Figure 5.

Binding of m₃G-cap and of CRM1 to snurportin 1 are mutually exclusive. (A) Immobilized snurportin 1 was used to bind recombinant CRM1 out of total E. coli lysate either in the presence (lanes 3 and 5) or absence (lanes 2 and 4) of a 10-fold molar excess of a m₃G-cap oligonucleotide (5 μM). Where indicated, 11 μM RanQ69L was also added (lanes 4 and 5). In the absence of Ran-GTP, m₃G-cap prevented binding of CRM1 to snurportin, while in the presence of Ran-GTP binding of CRM1 to snurportin 1 is reduced but not abolished by m₃G-cap. (B) Formation of the trimeric snurportin/CRM1/ RanGTP complex was measured as in Fig. 2 A, with the modification that the concentration of CRM1 was kept constant at 300 nM and the concentration of snurportin 1 was varied. Where indicated, snurportin 1 had been preincubated with either 5 μM m₃G-capped oligonucleotide or m⁷GpppG dinucleotide. Note that the m₃G-cap RNA oligonucleotide specifically inhibited trimeric complex formation, while the m⁷G-cap analogue had no effect. (C) Measurements were performed exactly as in B except that a Rev-NES-BSA conjugate was used instead of snurportin.

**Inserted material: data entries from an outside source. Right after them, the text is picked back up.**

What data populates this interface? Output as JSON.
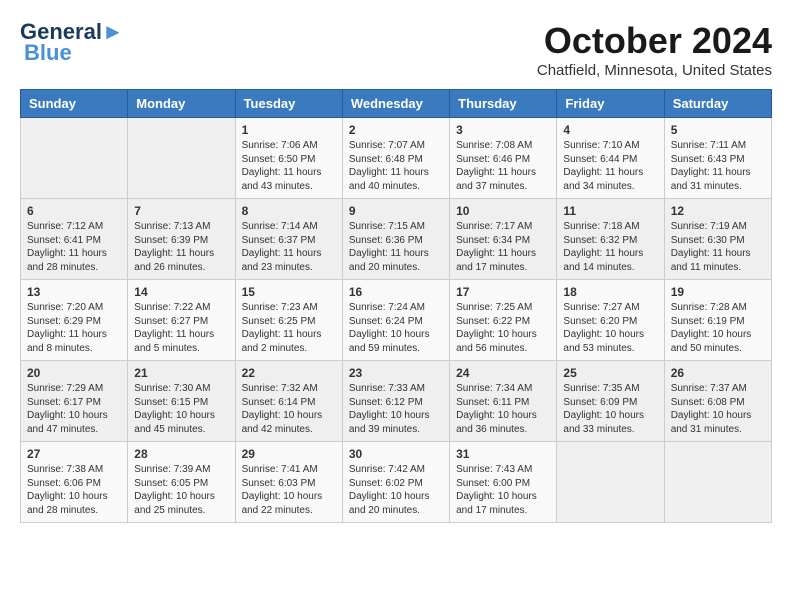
{
  "header": {
    "logo_line1": "General",
    "logo_line2": "Blue",
    "month_title": "October 2024",
    "location": "Chatfield, Minnesota, United States"
  },
  "days_of_week": [
    "Sunday",
    "Monday",
    "Tuesday",
    "Wednesday",
    "Thursday",
    "Friday",
    "Saturday"
  ],
  "weeks": [
    [
      {
        "day": "",
        "info": ""
      },
      {
        "day": "",
        "info": ""
      },
      {
        "day": "1",
        "info": "Sunrise: 7:06 AM\nSunset: 6:50 PM\nDaylight: 11 hours and 43 minutes."
      },
      {
        "day": "2",
        "info": "Sunrise: 7:07 AM\nSunset: 6:48 PM\nDaylight: 11 hours and 40 minutes."
      },
      {
        "day": "3",
        "info": "Sunrise: 7:08 AM\nSunset: 6:46 PM\nDaylight: 11 hours and 37 minutes."
      },
      {
        "day": "4",
        "info": "Sunrise: 7:10 AM\nSunset: 6:44 PM\nDaylight: 11 hours and 34 minutes."
      },
      {
        "day": "5",
        "info": "Sunrise: 7:11 AM\nSunset: 6:43 PM\nDaylight: 11 hours and 31 minutes."
      }
    ],
    [
      {
        "day": "6",
        "info": "Sunrise: 7:12 AM\nSunset: 6:41 PM\nDaylight: 11 hours and 28 minutes."
      },
      {
        "day": "7",
        "info": "Sunrise: 7:13 AM\nSunset: 6:39 PM\nDaylight: 11 hours and 26 minutes."
      },
      {
        "day": "8",
        "info": "Sunrise: 7:14 AM\nSunset: 6:37 PM\nDaylight: 11 hours and 23 minutes."
      },
      {
        "day": "9",
        "info": "Sunrise: 7:15 AM\nSunset: 6:36 PM\nDaylight: 11 hours and 20 minutes."
      },
      {
        "day": "10",
        "info": "Sunrise: 7:17 AM\nSunset: 6:34 PM\nDaylight: 11 hours and 17 minutes."
      },
      {
        "day": "11",
        "info": "Sunrise: 7:18 AM\nSunset: 6:32 PM\nDaylight: 11 hours and 14 minutes."
      },
      {
        "day": "12",
        "info": "Sunrise: 7:19 AM\nSunset: 6:30 PM\nDaylight: 11 hours and 11 minutes."
      }
    ],
    [
      {
        "day": "13",
        "info": "Sunrise: 7:20 AM\nSunset: 6:29 PM\nDaylight: 11 hours and 8 minutes."
      },
      {
        "day": "14",
        "info": "Sunrise: 7:22 AM\nSunset: 6:27 PM\nDaylight: 11 hours and 5 minutes."
      },
      {
        "day": "15",
        "info": "Sunrise: 7:23 AM\nSunset: 6:25 PM\nDaylight: 11 hours and 2 minutes."
      },
      {
        "day": "16",
        "info": "Sunrise: 7:24 AM\nSunset: 6:24 PM\nDaylight: 10 hours and 59 minutes."
      },
      {
        "day": "17",
        "info": "Sunrise: 7:25 AM\nSunset: 6:22 PM\nDaylight: 10 hours and 56 minutes."
      },
      {
        "day": "18",
        "info": "Sunrise: 7:27 AM\nSunset: 6:20 PM\nDaylight: 10 hours and 53 minutes."
      },
      {
        "day": "19",
        "info": "Sunrise: 7:28 AM\nSunset: 6:19 PM\nDaylight: 10 hours and 50 minutes."
      }
    ],
    [
      {
        "day": "20",
        "info": "Sunrise: 7:29 AM\nSunset: 6:17 PM\nDaylight: 10 hours and 47 minutes."
      },
      {
        "day": "21",
        "info": "Sunrise: 7:30 AM\nSunset: 6:15 PM\nDaylight: 10 hours and 45 minutes."
      },
      {
        "day": "22",
        "info": "Sunrise: 7:32 AM\nSunset: 6:14 PM\nDaylight: 10 hours and 42 minutes."
      },
      {
        "day": "23",
        "info": "Sunrise: 7:33 AM\nSunset: 6:12 PM\nDaylight: 10 hours and 39 minutes."
      },
      {
        "day": "24",
        "info": "Sunrise: 7:34 AM\nSunset: 6:11 PM\nDaylight: 10 hours and 36 minutes."
      },
      {
        "day": "25",
        "info": "Sunrise: 7:35 AM\nSunset: 6:09 PM\nDaylight: 10 hours and 33 minutes."
      },
      {
        "day": "26",
        "info": "Sunrise: 7:37 AM\nSunset: 6:08 PM\nDaylight: 10 hours and 31 minutes."
      }
    ],
    [
      {
        "day": "27",
        "info": "Sunrise: 7:38 AM\nSunset: 6:06 PM\nDaylight: 10 hours and 28 minutes."
      },
      {
        "day": "28",
        "info": "Sunrise: 7:39 AM\nSunset: 6:05 PM\nDaylight: 10 hours and 25 minutes."
      },
      {
        "day": "29",
        "info": "Sunrise: 7:41 AM\nSunset: 6:03 PM\nDaylight: 10 hours and 22 minutes."
      },
      {
        "day": "30",
        "info": "Sunrise: 7:42 AM\nSunset: 6:02 PM\nDaylight: 10 hours and 20 minutes."
      },
      {
        "day": "31",
        "info": "Sunrise: 7:43 AM\nSunset: 6:00 PM\nDaylight: 10 hours and 17 minutes."
      },
      {
        "day": "",
        "info": ""
      },
      {
        "day": "",
        "info": ""
      }
    ]
  ]
}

Note that the m₃G-cap RNA oligonucleotide had no effect on the Rev-NES/CRM1/RanGTP interaction. (D) Measurements were performed exactly as in B, varying the concentrations of the following export substrates: snurportin 1; HIV Rev protein; Rev-NES peptide 1, which is a synthetic peptide (cys-LPPLERLTL) corresponding to the minimum Rev activation domain, Rev-NES peptide 2, which is a slightly larger peptide (cys-PVPLQLPPLERLTLD) that also includes NH₂- and COOH-terminally flanking residues, Mut. NES peptide (cys-LPPDLRLTL), which corresponds to a loss-of-function mutant of the activation domain, was used as a negative control.